Comment by laxmansharma
Comment by laxmansharma 3 days ago
Really like the direction: hot data in memory for dashboards, cold data in Parquet so you can use normal lake/OLAP tools and avoid lock-in. The streaming rollups + open formats story makes sense for cost and flexibility.
A few focused questions to understand how it behaves in the real world:
Core design & reliability
What protects recent/ hot in-memory data if a node dies? Is there a write-ahead log (on disk or external log like Kafka) or replication, or do we accept some loss between snapshots?
How does sharding and failover work? If a shard is down, can reads fan out to replicas, and how are writes handled?
When memory gets tight, what’s the backpressure plan—slow senders, drop data, or some other smarter approach?
How do you handle late or out-of-order samples after a rollup/export—can you backfill/compact Parquet to fix history? Are there any plans to do this?
Queries
Will there be any plans for data models and different metric types for the hot in memory store like gauge, counter etc.?
Performance & sizing
The sub-ms reads are great, is there a Linux version for the performance reports so it's easier to compare with other products?
Along with the throughput/ latency details I found on Github, are you able to share the memory/ CPU overhead/ GC details etc. for the benchmarks?
What is the rough recommended sizing for RAM/ CPU for different ingestion inputs in terms of bytes per sample or traffic estimation.
Lake/Parquet details
Considering most people use some other solution like prometheus etc. at this point, will there be an easier migration strategy by Okapi ?
Will Okapi be able to serve a single query across hot (memory) + cold (Parquet) seamlessly, or should older ranges be pushed entirely to the lake side and analyzed through OLAP systems ?
Ops & security
Snapshots can slow ingest—are those pauses tunable and bounded?
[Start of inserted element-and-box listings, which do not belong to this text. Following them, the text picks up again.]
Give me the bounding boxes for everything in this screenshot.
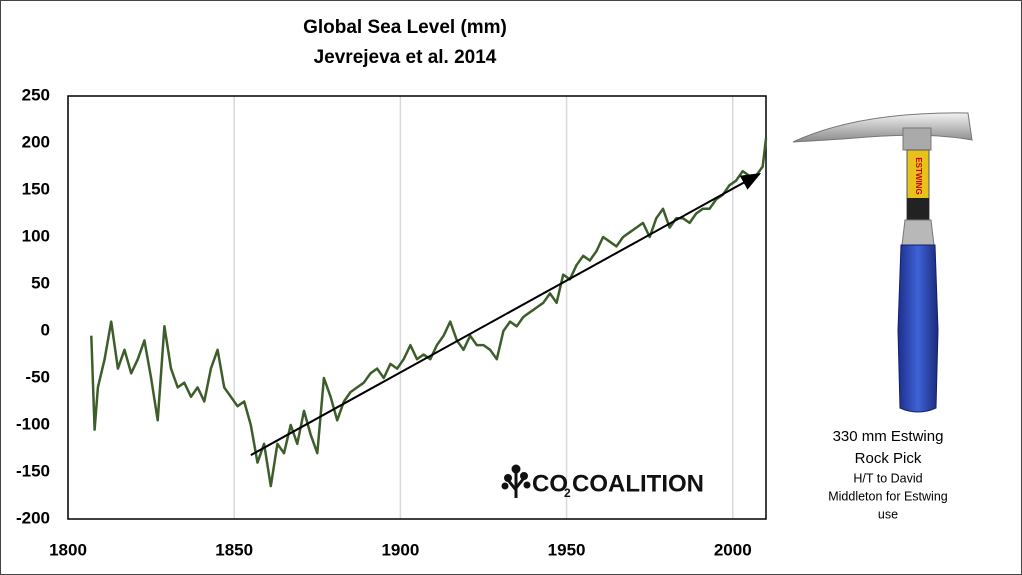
plot-frame — [67, 95, 767, 520]
y-tick-label: 200 — [22, 132, 50, 151]
y-tick-label: 150 — [22, 179, 50, 198]
y-tick-label: -150 — [16, 461, 50, 480]
credit-line: H/T to David — [853, 471, 922, 485]
logo-subscript: 2 — [564, 486, 571, 500]
y-tick-label: 0 — [41, 320, 50, 339]
trend-line — [250, 173, 762, 456]
logo-text: COALITION — [572, 470, 704, 497]
hammer-image: ESTWING — [792, 112, 973, 413]
x-tick-label: 1800 — [49, 540, 87, 559]
y-tick-label: -200 — [16, 508, 50, 527]
chart-title: Global Sea Level (mm) — [303, 17, 507, 38]
y-tick-label: 250 — [22, 85, 50, 104]
x-tick-label: 1900 — [381, 540, 419, 559]
logo-text: CO — [532, 470, 568, 497]
x-tick-label: 2000 — [714, 540, 752, 559]
y-tick-label: 50 — [31, 273, 50, 292]
y-tick-label: -50 — [25, 367, 50, 386]
x-tick-label: 1850 — [215, 540, 253, 559]
y-tick-label: 100 — [22, 226, 50, 245]
hammer-label: ESTWING — [914, 157, 923, 194]
credit-line: use — [878, 507, 898, 521]
logo: CO 2 COALITION — [501, 464, 704, 500]
chart-subtitle: Jevrejeva et al. 2014 — [314, 47, 497, 68]
y-tick-label: -100 — [16, 414, 50, 433]
x-tick-label: 1950 — [548, 540, 586, 559]
credit-line: Middleton for Estwing — [828, 489, 948, 503]
caption-line: Rock Pick — [855, 450, 922, 467]
caption-line: 330 mm Estwing — [833, 428, 944, 445]
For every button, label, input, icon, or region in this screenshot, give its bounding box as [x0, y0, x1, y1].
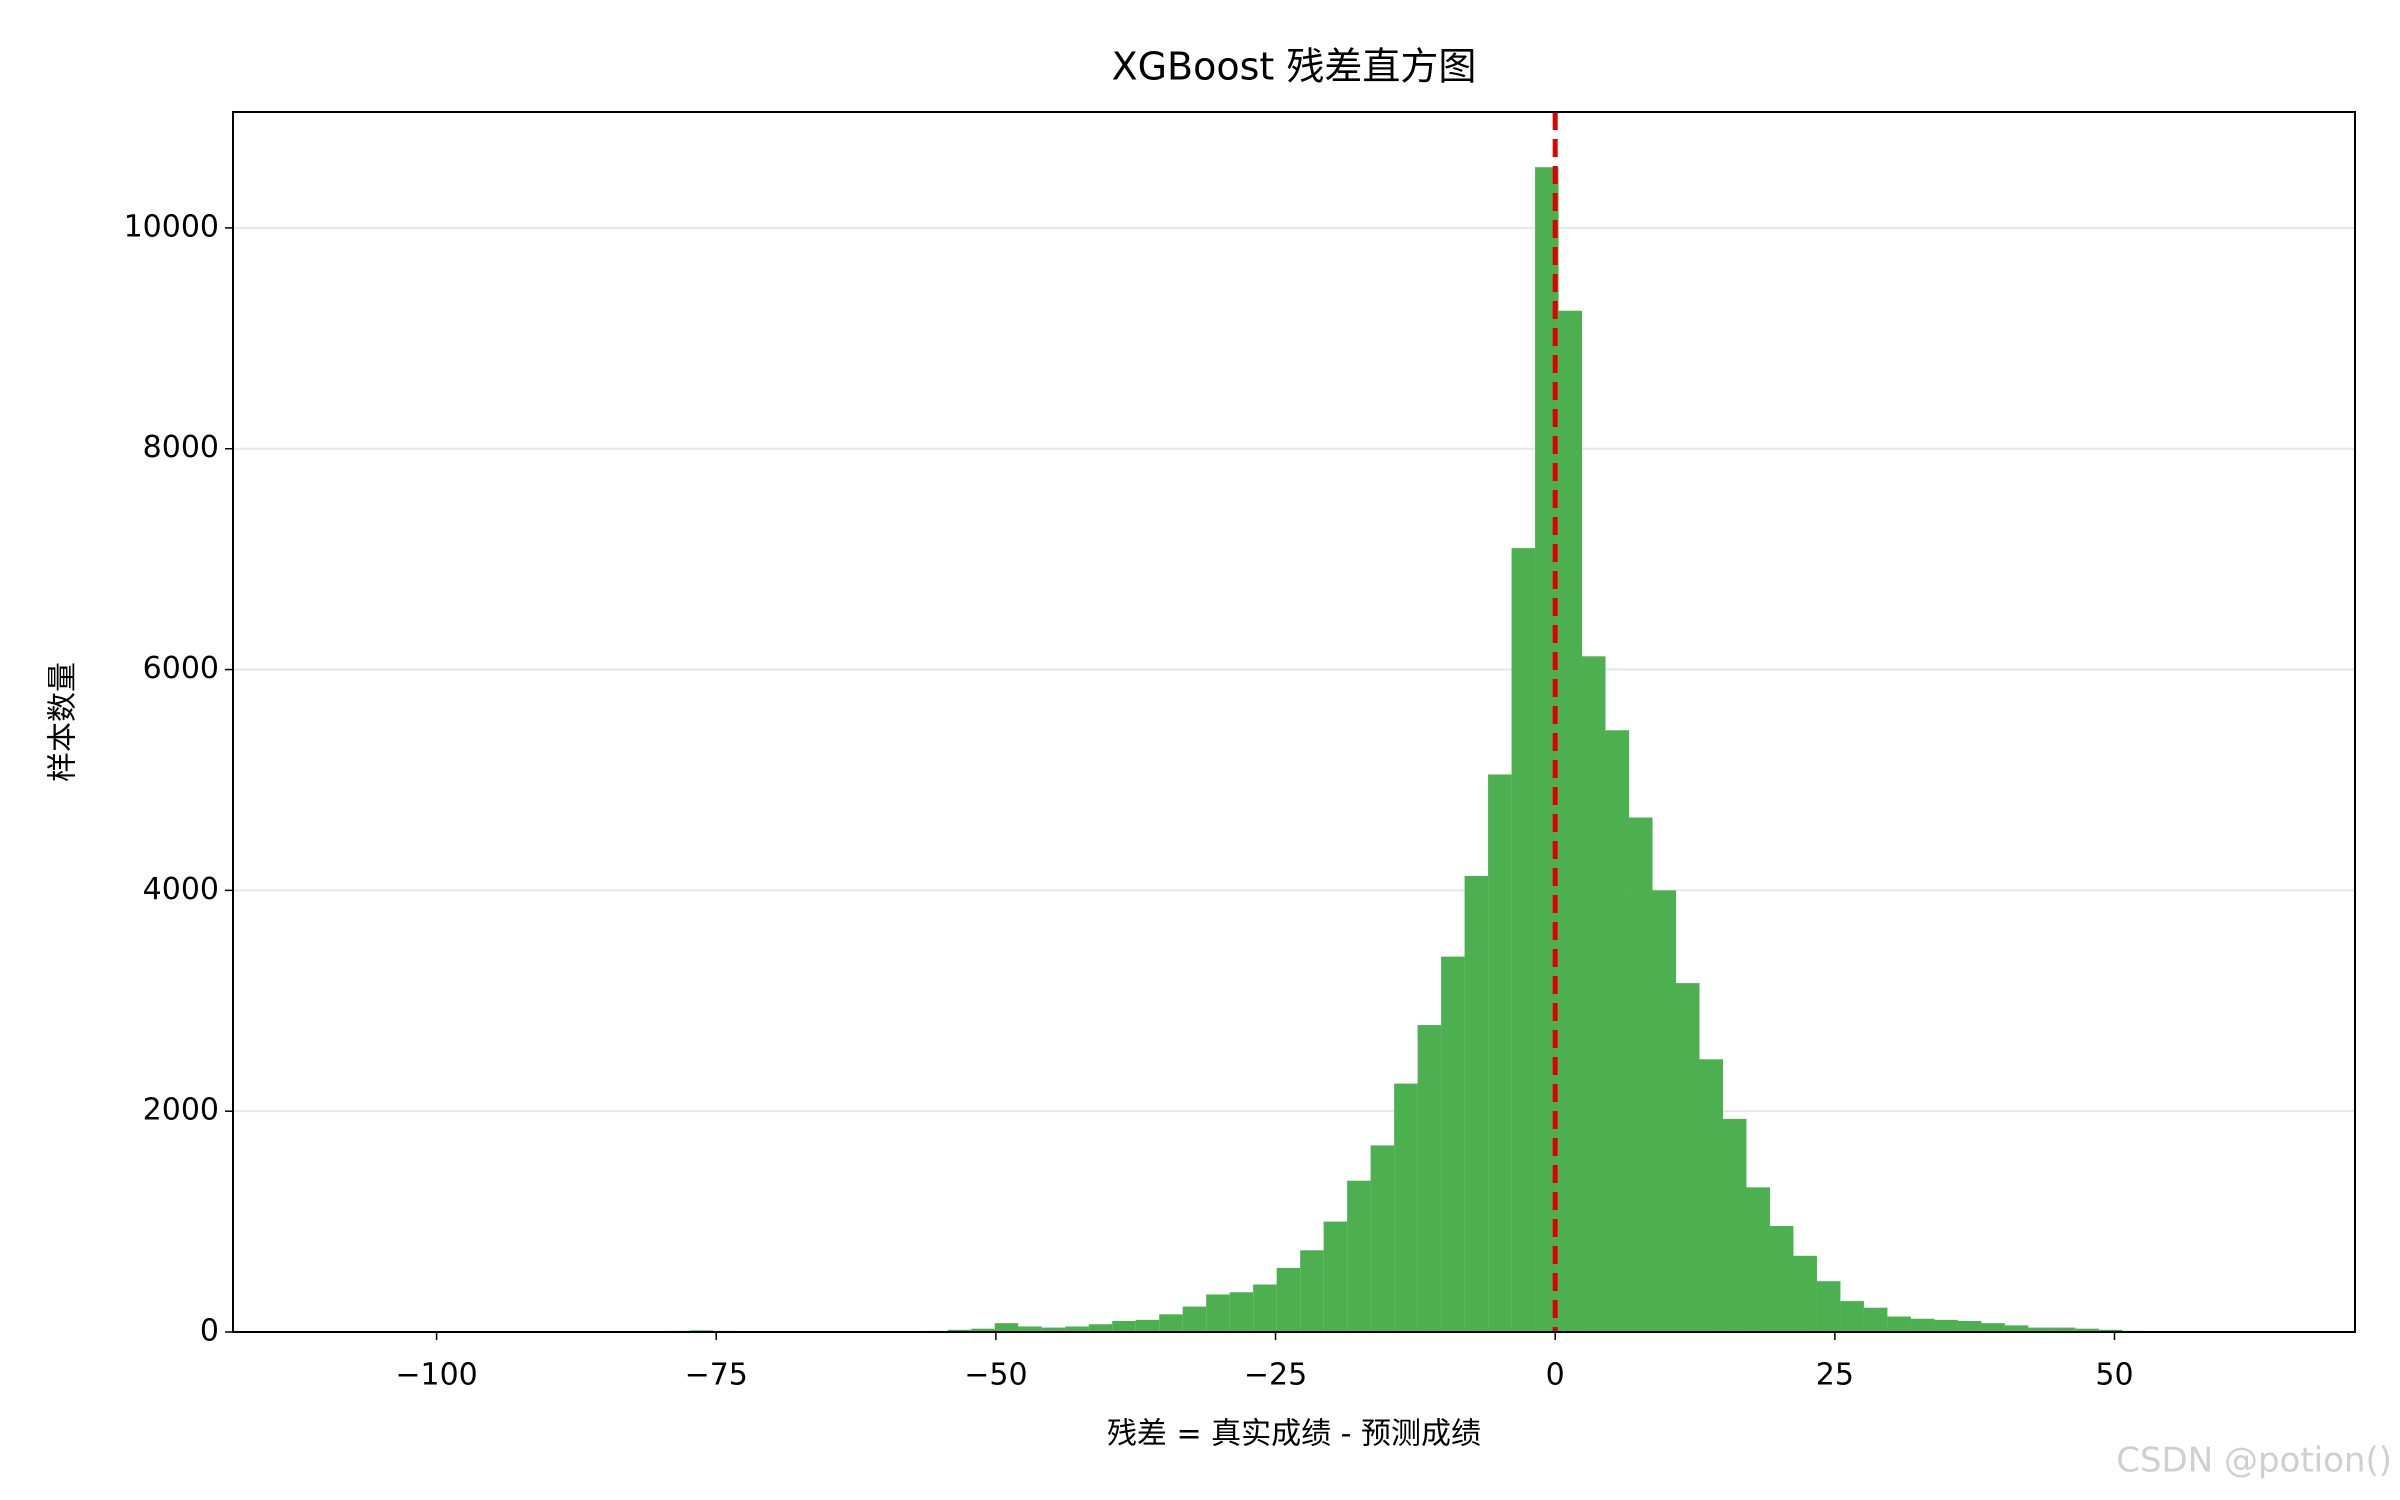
y-tick-label: 0	[200, 1314, 219, 1349]
bar	[1276, 1267, 1301, 1332]
bar	[2028, 1327, 2052, 1332]
bar	[1370, 1145, 1395, 1332]
bar	[1582, 656, 1606, 1332]
bar	[1323, 1221, 1348, 1332]
bar	[1112, 1320, 1136, 1332]
bar	[1511, 548, 1536, 1332]
bar	[1840, 1301, 1864, 1332]
bar	[1065, 1326, 1089, 1332]
bar	[1746, 1187, 1770, 1332]
x-tick-label: −25	[1244, 1358, 1307, 1393]
bar	[1816, 1281, 1841, 1332]
bar	[1253, 1284, 1277, 1332]
y-tick-label: 4000	[143, 872, 219, 907]
bar	[1347, 1180, 1371, 1332]
bar	[994, 1323, 1019, 1332]
bar	[1957, 1320, 1982, 1332]
x-tick-label: 25	[1816, 1358, 1854, 1393]
bar	[1300, 1250, 1324, 1332]
bar	[1159, 1314, 1183, 1332]
bar	[1652, 890, 1677, 1332]
y-tick-label: 10000	[124, 209, 219, 244]
bar	[1441, 956, 1465, 1332]
bar	[1981, 1323, 2005, 1332]
bar	[1041, 1327, 1066, 1332]
bar	[1488, 774, 1512, 1332]
bar	[1558, 310, 1583, 1332]
bar	[1394, 1083, 1418, 1332]
bar	[1629, 817, 1653, 1332]
x-tick-label: −100	[395, 1358, 477, 1393]
bar	[2051, 1327, 2076, 1332]
y-tick-label: 6000	[143, 651, 219, 686]
bar	[1910, 1318, 1935, 1332]
x-tick-label: −75	[685, 1358, 748, 1393]
bar	[971, 1328, 995, 1332]
bar	[1535, 167, 1559, 1332]
x-tick-label: −50	[964, 1358, 1027, 1393]
bar	[1605, 730, 1630, 1332]
bar	[1722, 1118, 1747, 1332]
bar	[1229, 1292, 1254, 1332]
x-tick-label: 50	[2095, 1358, 2133, 1393]
bar	[1699, 1059, 1723, 1332]
bar	[1135, 1319, 1160, 1332]
bar	[1676, 983, 1700, 1332]
y-axis-label: 样本数量	[46, 662, 81, 782]
bar	[1934, 1319, 1958, 1332]
bar	[1887, 1316, 1911, 1332]
x-axis-label: 残差 = 真实成绩 - 预测成绩	[1107, 1417, 1481, 1452]
bar	[1793, 1255, 1817, 1332]
y-tick-label: 2000	[143, 1093, 219, 1128]
watermark: CSDN @potion()	[2116, 1441, 2392, 1481]
bar	[1863, 1307, 1888, 1332]
bar	[1769, 1226, 1794, 1332]
bar	[2098, 1329, 2123, 1332]
bar	[1206, 1294, 1230, 1332]
x-tick-label: 0	[1546, 1358, 1565, 1393]
bar	[947, 1329, 972, 1332]
bar	[1417, 1025, 1442, 1332]
bar	[2004, 1325, 2029, 1332]
bar	[1018, 1326, 1042, 1332]
bar	[1088, 1324, 1113, 1332]
bar	[2075, 1328, 2099, 1332]
plot-frame	[232, 111, 2356, 1333]
y-tick-label: 8000	[143, 430, 219, 465]
chart-title: XGBoost 残差直方图	[1112, 45, 1477, 89]
bar	[1464, 876, 1489, 1332]
bar	[1182, 1306, 1207, 1332]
Any metrics/alerts for export lag, memory pressure, or cardinality spikes?
A couple of end-to-end examples (for queries) and a Helm chart/Terraform module would make trials much easier.
Are there any additional monitoring and observability implemented or have plans for Okapi itself?
Overall: promising approach with a strong cost/flexibility angle. If you share Linux+concurrency benchmarks, ingest compatibility, and lake table format plans (Iceberg/Delta), I think a lot of folks here will try it out.
I realize some of the questions I raised may not be fully addressed yet given how early the project is. My goal isn’t to nitpick but to understand the direction the Okapi core team is planning to take and how they’re thinking about these areas over time. Really appreciate the work so far and looking forward to seeing how it evolves.